Strategies, research, industry trends — your pulse on the marketplace
The   Bazaar   Voice
Strategies, research, industry trends — your pulse on the marketplace

Like any other profession, marketers come in different shapes, sizes and specialities, we have a diverse skillsets and often, opposing areas of focus. I myself am 190cm tall and am entirely focussed on regional marketing in the tech industry (that’s quite specific) but I also have friends responsible for experiential marketing at beverage firms or heading up campaigns in the charity sector. We all have one thing in common – we are all definitely not search engine algorithm experts…and not many people are, however there are learnings for any marketer in Google’s changing algorithms, no matter what level you’re at or what your area of speciality is.

Google tends to alter its search algorithm around 500 times per year. While most of the changes are minor, Google will occasionally (and increasingly) roll out a major algorithmic update which affects search engine rankings and web traffic substantially; these rollouts are often dubbed with a code-name by the blogosphere and industry press e.g. “Pirate” or “Penguin”.

Rollouts are important for marketers to understand (at least at a basic level) because they often represent changes in consumer behaviour and technology advancements that we need to know about. You can bet that if Google is paying attention, you probably should too!

In May of this year, Google acknowledged that there had been a critical algorithm change that impacted quality signals on websites. Even though Google never released the finer details on this update, experts, bloggers and specialists quickly identified the common thread – content quality. And, even today (23 July, 2015), Google announced it would begin a rollout of “Panda 4.2” – a site-wide algorithm which punishes websites with thin or poor content.

The paradoxical truth follows: Google wants people to spend less time searching and more time connecting to users and content; as marketers, we can help our organisations, ourselves and consumers make the most of this change. It makes sense doesn’t it? If I’m looking for a new pair of running shoes, I don’t want to spend 70-80% of my time in a search engine, or navigating my way through hundreds of paid display ads, I want fresh, organic and trusted content to help me through my purchase journey. It makes me a loyal and engaged customer.

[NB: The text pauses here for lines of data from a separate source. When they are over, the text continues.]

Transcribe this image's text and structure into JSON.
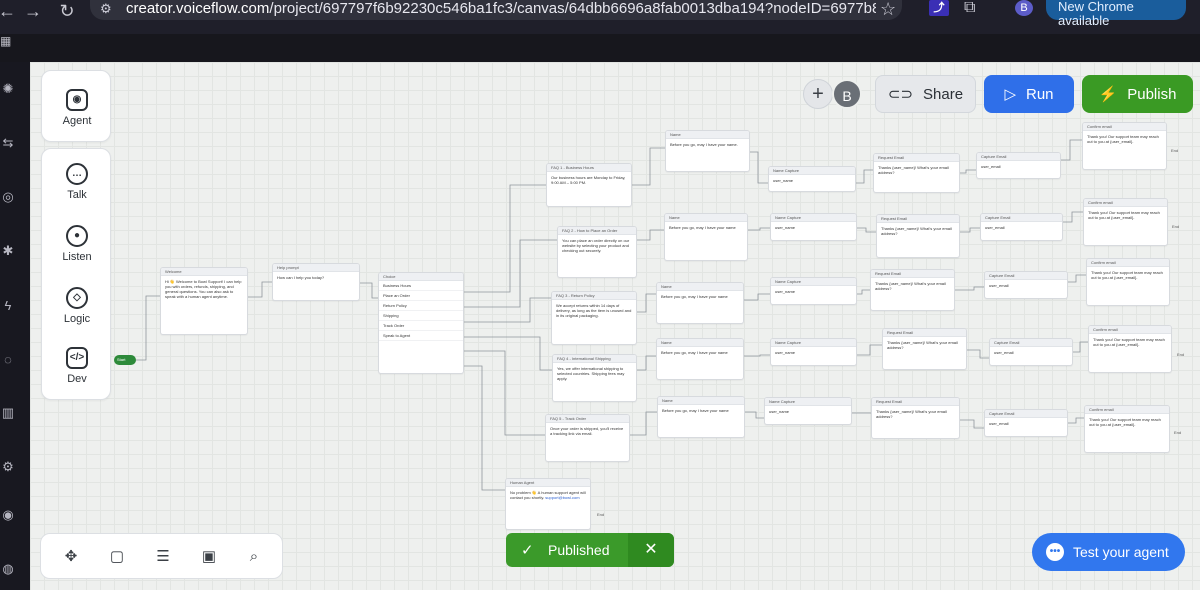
{
  "browser": {
    "url_prefix": "creator.voiceflow.com",
    "url_rest": "/project/697797f6b92230c546ba1fc3/canvas/64dbb6696a8fab0013dba194?nodeID=6977b8aee22e28...",
    "profile_initial": "B",
    "chrome_update_label": "New Chrome available"
  },
  "side_panel": {
    "agent_label": "Agent",
    "talk_label": "Talk",
    "listen_label": "Listen",
    "logic_label": "Logic",
    "dev_label": "Dev"
  },
  "header": {
    "avatar_initial": "B",
    "share_label": "Share",
    "run_label": "Run",
    "publish_label": "Publish"
  },
  "toast": {
    "label": "Published"
  },
  "test_button": {
    "label": "Test your agent"
  },
  "flow": {
    "start_label": "Start",
    "welcome": {
      "title": "Welcome",
      "body": "Hi 👋 Welcome to Bowl Support! I can help you with orders, refunds, shipping, and general questions. You can also ask to speak with a human agent anytime."
    },
    "help_prompt": {
      "title": "Help prompt",
      "body": "How can I help you today?"
    },
    "choice": {
      "title": "Choice",
      "items": [
        "Business Hours",
        "Place an Order",
        "Return Policy",
        "Shipping",
        "Track Order",
        "Speak to Agent"
      ]
    },
    "faqs": [
      {
        "title": "FAQ 1 - Business Hours",
        "body": "Our business hours are Monday to Friday, 9:00 AM – 5:00 PM."
      },
      {
        "title": "FAQ 2 - How to Place an Order",
        "body": "You can place an order directly on our website by selecting your product and checking out securely."
      },
      {
        "title": "FAQ 3 - Return Policy",
        "body": "We accept returns within 14 days of delivery, as long as the item is unused and in its original packaging."
      },
      {
        "title": "FAQ 4 - International Shipping",
        "body": "Yes, we offer international shipping to selected countries. Shipping fees may apply."
      },
      {
        "title": "FAQ 5 - Track Order",
        "body": "Once your order is shipped, you'll receive a tracking link via email."
      }
    ],
    "human_agent": {
      "title": "Human Agent",
      "body": "No problem 👋 A human support agent will contact you shortly.",
      "link": "support@bowl.com",
      "end_label": "End"
    },
    "name_steps": [
      "Before you go, may I have your name.",
      "Before you go, may I have your name",
      "Before you go, may I have your name",
      "Before you go, may I have your name",
      "Before you go, may I have your name"
    ],
    "name_capture_title": "Name Capture",
    "name_capture_var": "user_name",
    "request_email_title": "Request Email",
    "request_email_body": "Thanks {user_name}! What's your email address?",
    "capture_email_title": "Capture Email",
    "capture_email_var": "user_email",
    "confirm_title": "Confirm email",
    "confirm_body": "Thank you! Our support team may reach out to you at {user_email}.",
    "end_label": "End",
    "name_title": "Name"
  }
}
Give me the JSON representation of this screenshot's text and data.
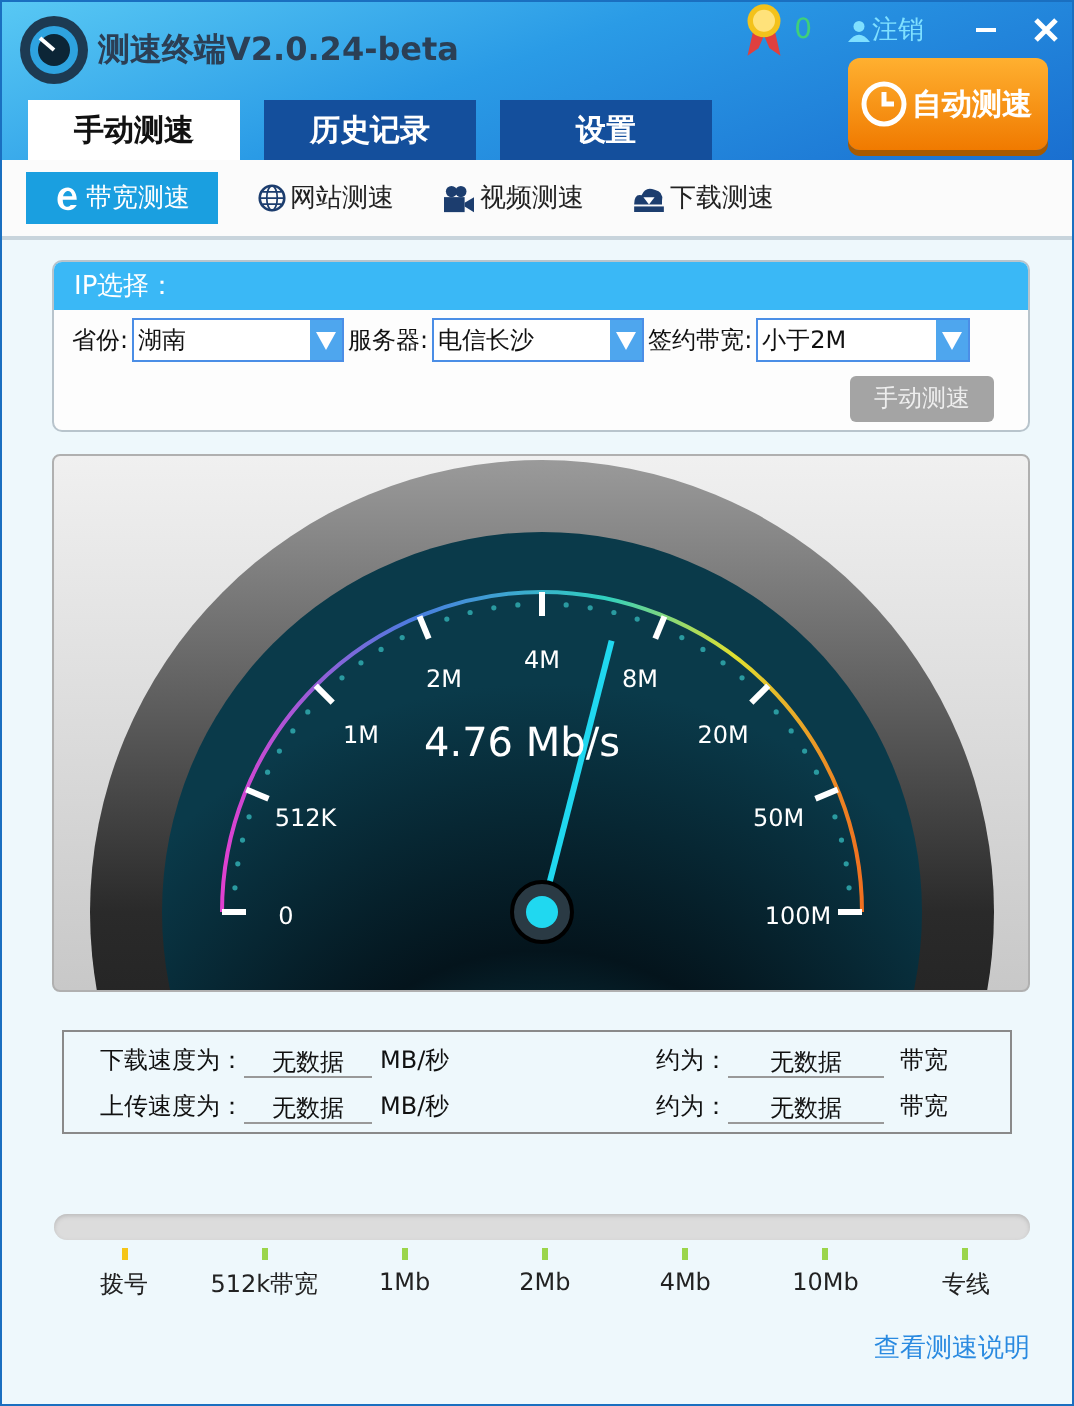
{
  "window": {
    "title": "测速终端V2.0.24-beta"
  },
  "header": {
    "medal_count": "0",
    "logout": "注销",
    "auto_test_button": "自动测速"
  },
  "tabs": [
    {
      "label": "手动测速",
      "selected": true
    },
    {
      "label": "历史记录",
      "selected": false
    },
    {
      "label": "设置",
      "selected": false
    }
  ],
  "sub_tabs": [
    {
      "label": "带宽测速",
      "kind": "ie",
      "selected": true
    },
    {
      "label": "网站测速",
      "kind": "globe",
      "selected": false
    },
    {
      "label": "视频测速",
      "kind": "camera",
      "selected": false
    },
    {
      "label": "下载测速",
      "kind": "download",
      "selected": false
    }
  ],
  "ip_panel": {
    "title": "IP选择：",
    "fields": [
      {
        "label": "省份:",
        "value": "湖南"
      },
      {
        "label": "服务器:",
        "value": "电信长沙"
      },
      {
        "label": "签约带宽:",
        "value": "小于2M"
      }
    ],
    "button": {
      "label": "手动测速",
      "disabled": true
    }
  },
  "gauge": {
    "reading": "4.76 Mb/s",
    "level": 0.58,
    "scale": [
      "0",
      "512K",
      "1M",
      "2M",
      "4M",
      "8M",
      "20M",
      "50M",
      "100M"
    ]
  },
  "results": {
    "rows": [
      {
        "label": "下载速度为：",
        "value": "无数据",
        "unit": "MB/秒",
        "approx_label": "约为：",
        "approx_value": "无数据",
        "approx_unit": "带宽"
      },
      {
        "label": "上传速度为：",
        "value": "无数据",
        "unit": "MB/秒",
        "approx_label": "约为：",
        "approx_value": "无数据",
        "approx_unit": "带宽"
      }
    ]
  },
  "bandwidth_scale": {
    "marks": [
      {
        "label": "拨号",
        "color": "#f5c518"
      },
      {
        "label": "512k带宽",
        "color": "#9bd54a"
      },
      {
        "label": "1Mb",
        "color": "#9bd54a"
      },
      {
        "label": "2Mb",
        "color": "#9bd54a"
      },
      {
        "label": "4Mb",
        "color": "#9bd54a"
      },
      {
        "label": "10Mb",
        "color": "#9bd54a"
      },
      {
        "label": "专线",
        "color": "#9bd54a"
      }
    ]
  },
  "help_link": "查看测速说明"
}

For this update, Google has outlined five key points to bear in mind, to help marketing and web people optimise our sites for visibility, conversion, rankings and most importantly – customer experience.

  • Be Useful: This one just makes sense. While design is intrinsically important – never underestimate the value of “useful” information. If you’re an apparel brand, include sizing information; if you’re an artisan chocolatier, ingredients and allergen information is beneficial. Take away any barriers to purchase and enable your customers to make the best decision possible, using all the information available
  • Be more valuable than others: Set yourself apart. Align your tone of voice and encourage your customers to create UGC in the same tone, for authenticity. This works particularly well in youth and experiential brands but can make huge differences in other sectors like Financial Services Industry. The likes of HSBC do this incredibly well by creating information in a consistent and divergent way – increasing time spent on site and value to the user.
  • Credible: Reviews, testimonials, and all other types of UCG (user-generated content) increase trustworthiness. The placement of UGC on your website can really benefit customers as they make the journey through your website. For example, hosting curated content on your category page, can increase conversion and basket-size, but also your rankings to rival, even your product pages.
  • High quality: Linked to the above, this one is all about mind-set. While increasing traffic, rankings and conversion is important in our metric-driven marketing world, remember that your primary focus should be about delivering fantastic customer experiences. We are all consumers – so this is easy to do. Just think what would help you!
  • Engaging: Varying content types on your site increases engagement and we see it increasingly; from news consumption to social networks, and commerce sites. Photos, videos and new media types encourage customers to click around and absorb information in a new way. What’s more – regularly updated and curated content will keep your customers delighted…and keep Google happy too. Win-win!

Marketers don’t have to be algorithm experts to take the insights from behind Google’s updates and learn what this means for consumer behaviour – I would certainly not consider myself an expert, but by actively following algorithm changes, we can all become better marketers and understand what/why things are changing. In 2010, for example, it was agreed that the dominant language of the internet turned visual – and the latest Google algorithm updates reflect this change, with quality scoring increasing for sites that curate regular UGC.

Earlier on in the year, the “Mobilegeddon” algorithm update, also reflected a wider change in consumer behaviour – the message from Google was clear: optimise your site for mobile, or you’ll miss out. With technologies such as Apple Pay emerging and, an increasing number of devices, brands and retailers alike must respect the changes and take action.

So, what can any marketer learn from Google’s changing algorithm? Well, they can learn how to become a better marketer, by understanding and acknowledging the changing dynamics that underpin Google’s illustrious algorithm. By delving a little deeper into SEO we can make what seems unintelligible, work in our favour.